As Maddy tries to uncover the truth about Billy Holcomb, ghosts from her own past surface, her best friend starts to slip away, and Maddy’s world tilts once again. Can she put the pieces of her life back together, even if some of them are lost forever?

 

The Thing About Jellyfish

by Ali Benjamin
After her best friend dies in a drowning accident, Suzy is convinced that the true cause of the tragedy must have been a rare jellyfish sting–things don’t just happen for no reason. Retreating into a silent world of imagination, she crafts a plan to prove her theory–even if it means traveling the globe, alone. Suzy’s achingly heartfelt journey explores life, death, the astonishing wonder of the universe…and the potential for love and hope right next door.

 

Ghost Boys

by Jewell Parker Rhodes

Only the living can make the world better. Live and make it better.
Twelve-year-old Jerome is shot by a police officer who mistakes his toy gun for a real threat. As a ghost, he observes the devastation that’s been unleashed on his family and community in the wake of what they see as an unjust and brutal killing.
Soon Jerome meets another ghost: Emmett Till, a boy from a very different time but similar circumstances. Emmett helps Jerome process what has happened, on a journey towards recognizing how historical racism may have led to the events that ended his life.
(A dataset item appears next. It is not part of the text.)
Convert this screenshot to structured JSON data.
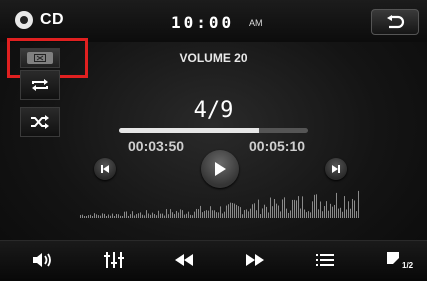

Jerome also meets Sarah, the daughter of the police officer, who grapples with her father’s actions.
Once again Jewell Parker Rhodes deftly weaves historical and socio-political layers into a gripping and poignant story about how children and families face the complexities of today’s world, and how one boy grows to understand American blackness in the aftermath of his own death.

 

Mayday

by Karen Harrington

Wayne Kovok lives in a world of After. After his uncle in the army was killed overseas. After Wayne and his mother survived a plane crash while coming back from the funeral. After he lost his voice.
Wayne has always used his love of facts to communicate (“Did you know more people die each year from shaking a vending machine than from shark attacks?”). Without his voice, how will he wow the prettiest girl in school? How will he stand up to his drill-sergeant grandfather? And how will he share his hopes with his deadbeat dad? It’s not until Wayne loses his voice completely that he realizes how much he doesn’t say.

 

The Light in the Lake

by Sarah R. Baughman

Twelve-year-old Addie should stay away from Maple Lake. After all, her twin brother, Amos, drowned there only a few month ago. But the notebook Amos left behind – filled with clues about a mysterious creature that lives in the lake’s inky depths – keeps calling her back.
So despite her parents’ fears, Addie accepts a Young Scientist position studying the lake for the summer, promising she’ll stick to her job of measuring water pollution levels under adult supervision. Still, Addie can’t resist trying to uncover the secrets of Maple Lake, and enlists the lead researcher’s son, Tai, to help her investigate. As they collect evidence, they also learn that the lake is in trouble – and the source of the pollution might be close to home. Addie finds herself caught between the science she has always loved and the magic that brings her closer to her brother.

 

The Absence of Sparrows

by Kurt Kirchmeier

In the small town of Griever’s Mill, eleven-year-old Ben Cameron is expecting to finish his summer of relaxing and bird-watching without a hitch. But everything goes wrong when dark clouds roll in. Old Man Crandall is the first to change – human one minute and a glass statue the next. Soon it’s happening across the world. Dark clouds fill the sky and, at random, people are turned into glass versions of themselves. There’s nowhere to run, nowhere to hide, and no one knows how to stop it.